Jonathan Mayhew, D.D., the Congregationalist preacher at the Old West Church in Boston from 1747 until his death in 1766 is credited for the phrase "no taxation without representation" during his vigorous opposition to the Stamp Act of 1765. His fifty-five page sermon in 1750 commemorating the centennial of the execution of Charles I entitled A discourse concerning the unlimited submission and non-resistance to the high powers  (pdf) is one of the most influential political essays on the nature of civil liberties in American history and considered by historians as the key political treatise written in colonial America. In the sermon, Mayhew explored the idea that Christians were obliged to suffer under an oppressive ruler, as some Anglicans argued. Mayhew asserted that resistance to a tyrant was a "glorious" Christian duty. In offering moral sanction for political and military resistance, Mayhew anticipated the position that many ministers took during the conflict with Britain. But Mayhew's key point rested on the ancient freedoms of the pagan pre-Christian Britons.

The English constitution is originally and essentially free. The character which J. Caesar and Tacitus both give of the ancient Britons so long ago, is, That they were extremely jealous of their liberties, as well as a people of a martial spirit. Nor have there been wanting frequent instances and proofs of the same glorious spirit (in both respects) remaining in their posterity ever since,--in the struggles they have made for liberty, both against foreign and domestic tyrants.--Their kings hold their title to the throne solely by grant of parliament; i.e. in other words, by the voluntary consent of the people.

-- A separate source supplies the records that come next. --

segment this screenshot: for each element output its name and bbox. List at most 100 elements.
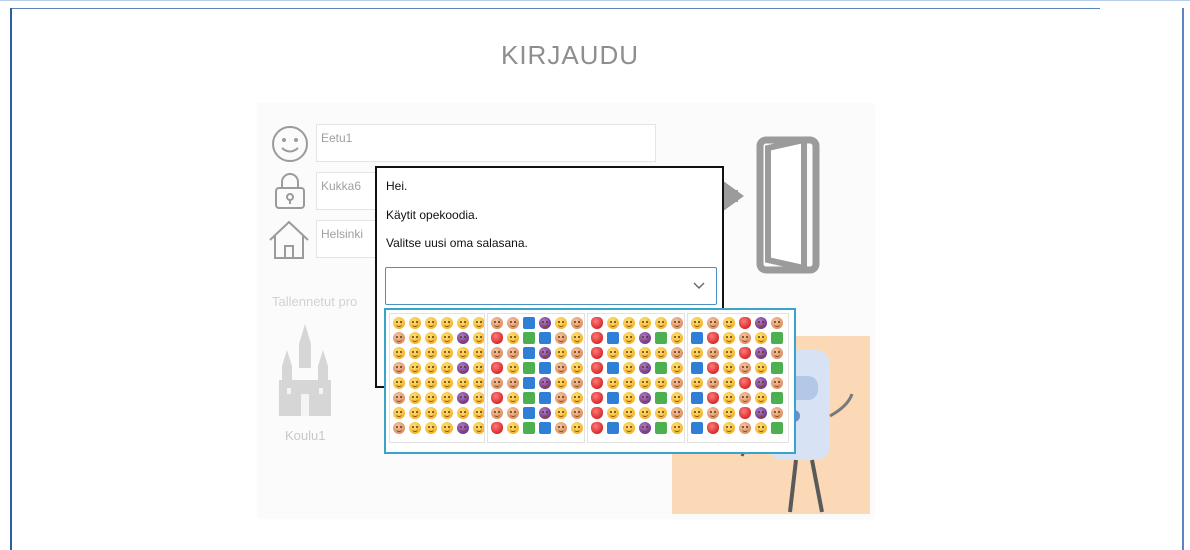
emoji-option[interactable] xyxy=(623,392,635,404)
door-icon[interactable] xyxy=(712,132,822,276)
emoji-option[interactable] xyxy=(425,347,437,359)
emoji-option[interactable] xyxy=(393,332,405,344)
emoji-option[interactable] xyxy=(591,362,603,374)
emoji-option[interactable] xyxy=(755,422,767,434)
emoji-option[interactable] xyxy=(691,317,703,329)
emoji-option[interactable] xyxy=(393,407,405,419)
emoji-option[interactable] xyxy=(441,377,453,389)
emoji-option[interactable] xyxy=(591,422,603,434)
emoji-option[interactable] xyxy=(623,347,635,359)
emoji-option[interactable] xyxy=(425,392,437,404)
emoji-option[interactable] xyxy=(571,317,583,329)
emoji-option[interactable] xyxy=(755,377,767,389)
emoji-option[interactable] xyxy=(555,347,567,359)
emoji-option[interactable] xyxy=(739,362,751,374)
emoji-option[interactable] xyxy=(691,362,703,374)
emoji-option[interactable] xyxy=(491,407,503,419)
emoji-option[interactable] xyxy=(691,377,703,389)
emoji-option[interactable] xyxy=(393,317,405,329)
emoji-option[interactable] xyxy=(441,362,453,374)
emoji-option[interactable] xyxy=(571,332,583,344)
emoji-option[interactable] xyxy=(523,347,535,359)
emoji-option[interactable] xyxy=(425,362,437,374)
emoji-option[interactable] xyxy=(571,392,583,404)
emoji-option[interactable] xyxy=(591,392,603,404)
emoji-option[interactable] xyxy=(393,377,405,389)
emoji-option[interactable] xyxy=(607,422,619,434)
emoji-option[interactable] xyxy=(393,422,405,434)
emoji-option[interactable] xyxy=(491,347,503,359)
emoji-option[interactable] xyxy=(473,407,484,419)
emoji-option[interactable] xyxy=(393,347,405,359)
emoji-option[interactable] xyxy=(639,347,651,359)
emoji-option[interactable] xyxy=(441,422,453,434)
emoji-option[interactable] xyxy=(507,317,519,329)
emoji-option[interactable] xyxy=(723,377,735,389)
emoji-option[interactable] xyxy=(671,392,683,404)
emoji-option[interactable] xyxy=(739,347,751,359)
emoji-option[interactable] xyxy=(723,362,735,374)
emoji-option[interactable] xyxy=(739,407,751,419)
emoji-panel-people-objects[interactable] xyxy=(488,314,584,442)
emoji-option[interactable] xyxy=(671,407,683,419)
emoji-option[interactable] xyxy=(409,377,421,389)
emoji-option[interactable] xyxy=(555,332,567,344)
emoji-option[interactable] xyxy=(555,407,567,419)
emoji-option[interactable] xyxy=(755,392,767,404)
emoji-option[interactable] xyxy=(639,377,651,389)
emoji-option[interactable] xyxy=(523,362,535,374)
emoji-option[interactable] xyxy=(623,362,635,374)
emoji-option[interactable] xyxy=(441,407,453,419)
emoji-option[interactable] xyxy=(539,347,551,359)
emoji-option[interactable] xyxy=(639,362,651,374)
emoji-option[interactable] xyxy=(671,362,683,374)
emoji-option[interactable] xyxy=(723,407,735,419)
password-emoji-select[interactable] xyxy=(385,267,717,305)
emoji-option[interactable] xyxy=(425,377,437,389)
emoji-option[interactable] xyxy=(655,332,667,344)
emoji-option[interactable] xyxy=(473,347,484,359)
emoji-option[interactable] xyxy=(571,407,583,419)
emoji-option[interactable] xyxy=(755,362,767,374)
emoji-option[interactable] xyxy=(771,332,783,344)
emoji-option[interactable] xyxy=(607,362,619,374)
castle-icon[interactable] xyxy=(275,322,335,418)
emoji-option[interactable] xyxy=(591,332,603,344)
emoji-option[interactable] xyxy=(507,422,519,434)
emoji-option[interactable] xyxy=(523,407,535,419)
emoji-option[interactable] xyxy=(755,347,767,359)
emoji-panel-gestures-misc[interactable] xyxy=(688,314,788,442)
emoji-option[interactable] xyxy=(457,332,469,344)
emoji-option[interactable] xyxy=(771,362,783,374)
emoji-option[interactable] xyxy=(507,407,519,419)
emoji-option[interactable] xyxy=(507,362,519,374)
emoji-option[interactable] xyxy=(655,347,667,359)
emoji-option[interactable] xyxy=(555,317,567,329)
emoji-option[interactable] xyxy=(655,407,667,419)
emoji-option[interactable] xyxy=(425,332,437,344)
emoji-option[interactable] xyxy=(607,332,619,344)
emoji-option[interactable] xyxy=(739,332,751,344)
emoji-option[interactable] xyxy=(457,317,469,329)
emoji-option[interactable] xyxy=(555,362,567,374)
emoji-option[interactable] xyxy=(393,362,405,374)
emoji-option[interactable] xyxy=(771,422,783,434)
emoji-option[interactable] xyxy=(607,317,619,329)
emoji-panel-faces[interactable] xyxy=(390,314,484,442)
emoji-option[interactable] xyxy=(607,407,619,419)
emoji-option[interactable] xyxy=(457,377,469,389)
emoji-option[interactable] xyxy=(655,377,667,389)
emoji-option[interactable] xyxy=(607,392,619,404)
emoji-option[interactable] xyxy=(555,422,567,434)
emoji-option[interactable] xyxy=(409,362,421,374)
emoji-option[interactable] xyxy=(691,332,703,344)
emoji-option[interactable] xyxy=(723,332,735,344)
emoji-option[interactable] xyxy=(655,362,667,374)
emoji-option[interactable] xyxy=(639,392,651,404)
emoji-option[interactable] xyxy=(555,377,567,389)
emoji-option[interactable] xyxy=(739,422,751,434)
emoji-option[interactable] xyxy=(671,332,683,344)
emoji-panel-symbols-hearts[interactable] xyxy=(588,314,684,442)
emoji-option[interactable] xyxy=(623,377,635,389)
emoji-option[interactable] xyxy=(539,362,551,374)
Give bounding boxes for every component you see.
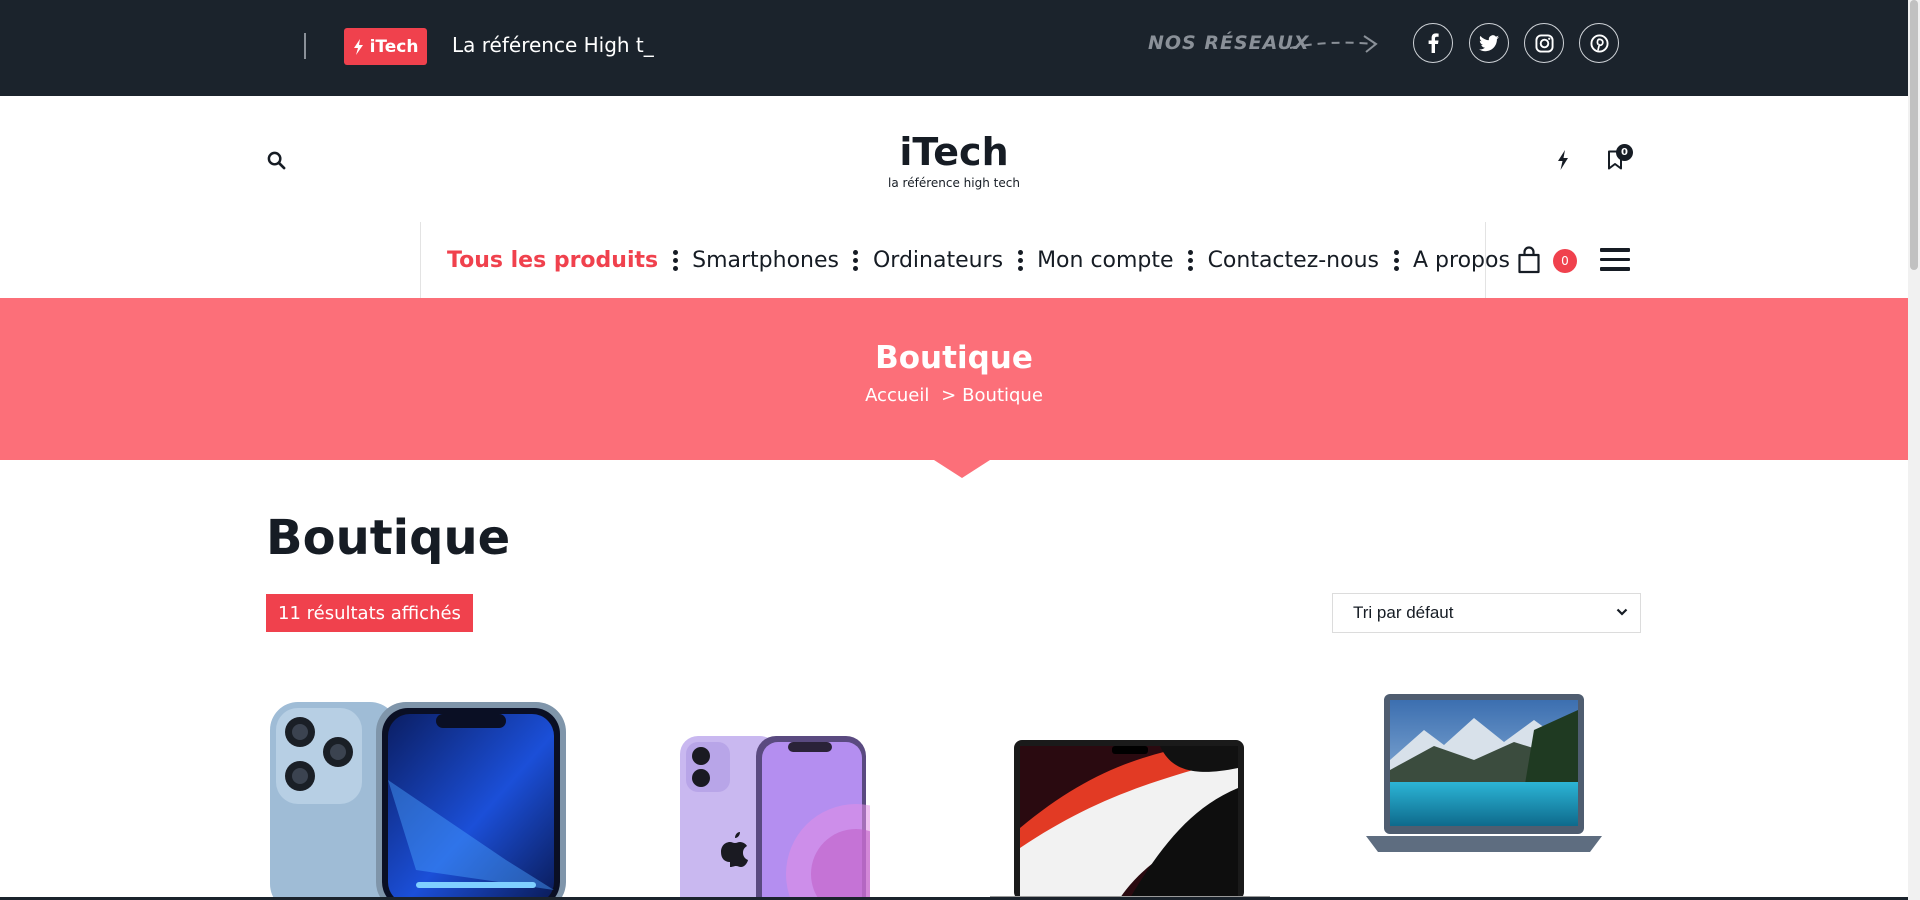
nav-separator <box>1182 249 1200 271</box>
pinterest-icon <box>1589 33 1609 53</box>
nav-item-my-account[interactable]: Mon compte <box>1037 248 1174 273</box>
nav-separator <box>1011 249 1029 271</box>
instagram-icon <box>1534 33 1554 53</box>
laptop-image[interactable] <box>1364 690 1604 860</box>
banner-notch <box>934 460 990 478</box>
macbook-pro-image[interactable] <box>990 738 1270 900</box>
page-scrollbar[interactable] <box>1908 0 1920 900</box>
brand-tagline: la référence high tech <box>888 176 1020 190</box>
twitter-icon <box>1479 34 1499 51</box>
nav-item-smartphones[interactable]: Smartphones <box>692 248 839 273</box>
facebook-button[interactable] <box>1413 23 1453 63</box>
page-title: Boutique <box>266 510 511 566</box>
lightning-icon <box>353 38 363 55</box>
nav-separator <box>847 249 865 271</box>
facebook-icon <box>1428 33 1439 53</box>
banner-title: Boutique <box>875 340 1033 376</box>
dashed-arrow-icon <box>1289 35 1378 53</box>
nav-divider-left <box>420 222 421 298</box>
sort-select[interactable]: Tri par défaut <box>1332 593 1641 633</box>
menu-icon[interactable] <box>1600 248 1630 277</box>
nav-menu: Tous les produits Smartphones Ordinateur… <box>447 222 1510 298</box>
instagram-button[interactable] <box>1524 23 1564 63</box>
breadcrumb-home[interactable]: Accueil <box>865 385 929 406</box>
nav-separator <box>666 249 684 271</box>
pinterest-button[interactable] <box>1579 23 1619 63</box>
twitter-button[interactable] <box>1469 23 1509 63</box>
top-bar: iTech La référence High t_ NOS RÉSEAUX <box>0 0 1908 96</box>
iphone-12-purple-image[interactable] <box>676 734 870 900</box>
lightning-icon[interactable] <box>1557 150 1569 170</box>
breadcrumb-current: Boutique <box>962 385 1043 406</box>
top-bar-divider <box>304 33 306 59</box>
nav-divider-right <box>1485 222 1486 298</box>
bookmark-count-badge: 0 <box>1616 144 1633 161</box>
nav-separator <box>1387 249 1405 271</box>
results-count-badge: 11 résultats affichés <box>266 594 473 632</box>
breadcrumb: Accueil > Boutique <box>0 385 1908 406</box>
itech-badge-label: iTech <box>369 36 419 57</box>
nav-item-about[interactable]: A propos <box>1413 248 1510 273</box>
breadcrumb-separator: > <box>941 385 957 406</box>
chevron-down-icon <box>1616 608 1628 616</box>
shopping-bag-icon[interactable] <box>1517 246 1541 274</box>
sort-selected-value: Tri par défaut <box>1353 603 1454 622</box>
iphone-13-pro-image[interactable] <box>266 700 570 900</box>
page-banner <box>0 298 1908 460</box>
social-label: NOS RÉSEAUX <box>1148 32 1310 54</box>
itech-badge[interactable]: iTech <box>344 28 427 65</box>
nav-item-contact[interactable]: Contactez-nous <box>1208 248 1379 273</box>
news-ticker[interactable]: La référence High t_ <box>452 33 654 57</box>
cart-count-badge: 0 <box>1553 249 1577 273</box>
nav-item-all-products[interactable]: Tous les produits <box>447 248 658 273</box>
nav-item-computers[interactable]: Ordinateurs <box>873 248 1003 273</box>
scrollbar-thumb[interactable] <box>1910 0 1918 270</box>
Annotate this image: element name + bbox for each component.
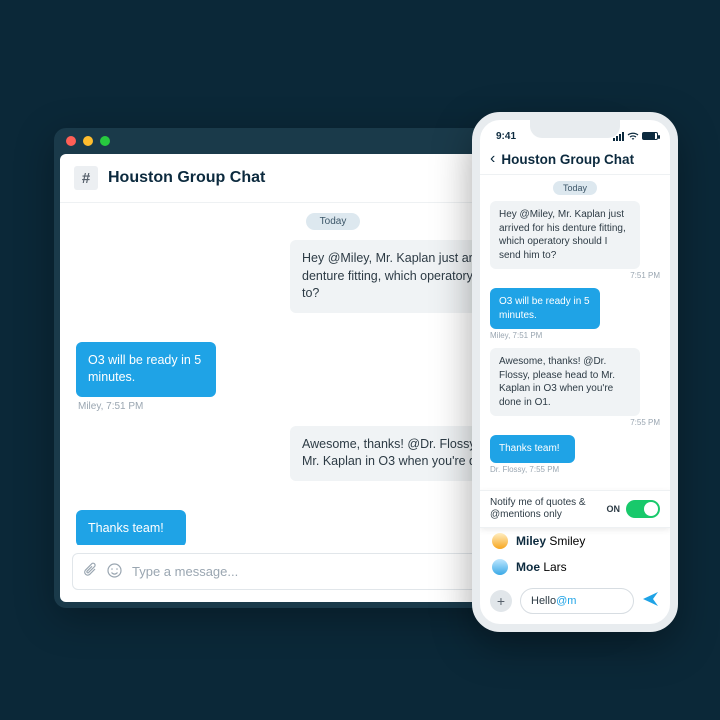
- phone-notch: [530, 120, 620, 138]
- wifi-icon: [627, 132, 639, 141]
- message-outgoing: O3 will be ready in 5 minutes.: [490, 288, 600, 329]
- message-outgoing: Thanks team!: [76, 510, 186, 546]
- message-outgoing: O3 will be ready in 5 minutes.: [76, 342, 216, 397]
- maximize-icon[interactable]: [100, 136, 110, 146]
- message-timestamp: 7:55 PM: [490, 418, 660, 427]
- phone-composer: + Hello @m: [480, 580, 670, 624]
- battery-icon: [642, 132, 658, 140]
- add-attachment-button[interactable]: +: [490, 590, 512, 612]
- notification-state: ON: [607, 504, 621, 514]
- channel-hash-icon: #: [74, 166, 98, 190]
- phone-chat-title: Houston Group Chat: [501, 152, 634, 167]
- phone-chat-header: ‹ Houston Group Chat: [480, 146, 670, 175]
- close-icon[interactable]: [66, 136, 76, 146]
- notification-toggle[interactable]: [626, 500, 660, 518]
- attach-icon[interactable]: [83, 562, 97, 581]
- mention-suggestion[interactable]: Miley Smiley: [480, 528, 670, 554]
- message-outgoing: Thanks team!: [490, 435, 575, 463]
- emoji-icon[interactable]: [107, 563, 122, 581]
- avatar: [492, 533, 508, 549]
- phone-message-list: Today Hey @Miley, Mr. Kaplan just arrive…: [480, 175, 670, 490]
- mention-suggestion[interactable]: Moe Lars: [480, 554, 670, 580]
- notification-label: Notify me of quotes & @mentions only: [490, 497, 607, 521]
- status-clock: 9:41: [496, 131, 516, 142]
- back-icon[interactable]: ‹: [490, 150, 495, 168]
- send-button[interactable]: [642, 591, 660, 612]
- avatar: [492, 559, 508, 575]
- date-separator: Today: [306, 213, 361, 230]
- minimize-icon[interactable]: [83, 136, 93, 146]
- message-meta: Miley, 7:51 PM: [490, 331, 660, 340]
- date-separator: Today: [553, 181, 597, 195]
- chat-title: Houston Group Chat: [108, 169, 493, 187]
- phone-mock: 9:41 ‹ Houston Group Chat Today Hey @Mil…: [472, 112, 678, 632]
- message-timestamp: 7:51 PM: [490, 271, 660, 280]
- message-incoming: Hey @Miley, Mr. Kaplan just arrived for …: [490, 201, 640, 269]
- notification-toggle-row: Notify me of quotes & @mentions only ON: [480, 490, 670, 528]
- message-incoming: Awesome, thanks! @Dr. Flossy, please hea…: [490, 348, 640, 416]
- message-meta: Dr. Flossy, 7:55 PM: [490, 465, 660, 474]
- phone-text-input[interactable]: Hello @m: [520, 588, 634, 614]
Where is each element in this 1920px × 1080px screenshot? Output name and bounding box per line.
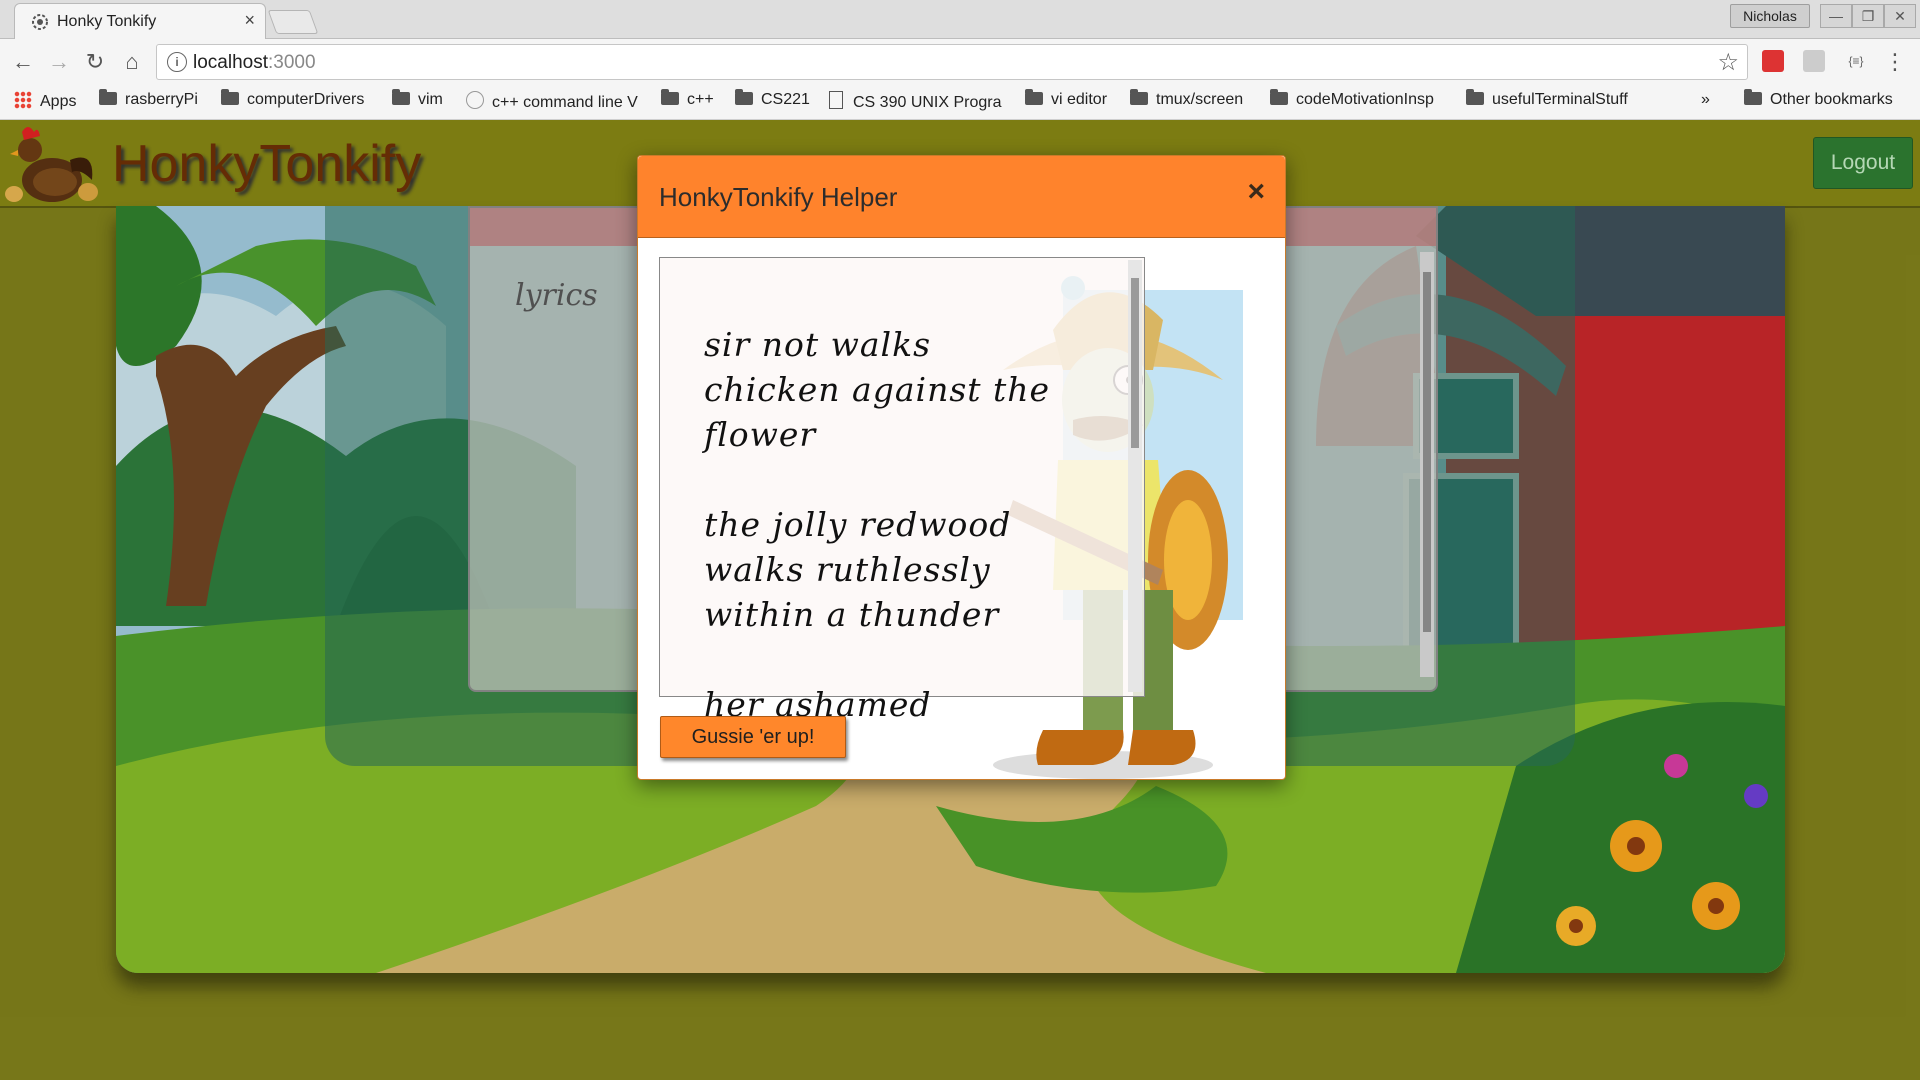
folder-icon (221, 89, 239, 105)
profile-button[interactable]: Nicholas (1730, 4, 1810, 28)
bookmark-label: c++ command line V (492, 94, 638, 111)
bookmark-label: computerDrivers (247, 91, 365, 108)
bookmark-folder[interactable]: CS221 (735, 89, 810, 109)
lyrics-output-textarea[interactable]: sir not walks chicken against the flower… (659, 257, 1145, 724)
app-page: HonkyTonkify Logout lyrics HonkyTonkify … (0, 120, 1920, 1080)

No historian is going to dispute the view that clergymen played a role in the Independence movement but Glenn Beck is suggesting that clergy were the driving force. Nothing could be further from the historical record. John Witherspoon, a Presbyterian, was the only active clergyman among the 56 signers of the Declaration of Independence. It's true that Presbyterian and Congregationalist ministers, and hence their congregations, were largely for independence. However, it also true that many Quakers, who don't have ministers but rather believe that anyone may be called to pastoral ministry, and most Anglicans remained loyal to the Crown. Ministers of the Church of England were bound by oath to support the King and the Quakers were pacifists. It bears reminding that only a third of colonials were for independence, a third opposed and a third indifferent or neutral. Regionally at the start of the war, New England was the one most for independence and the South the most loyal to the Crown.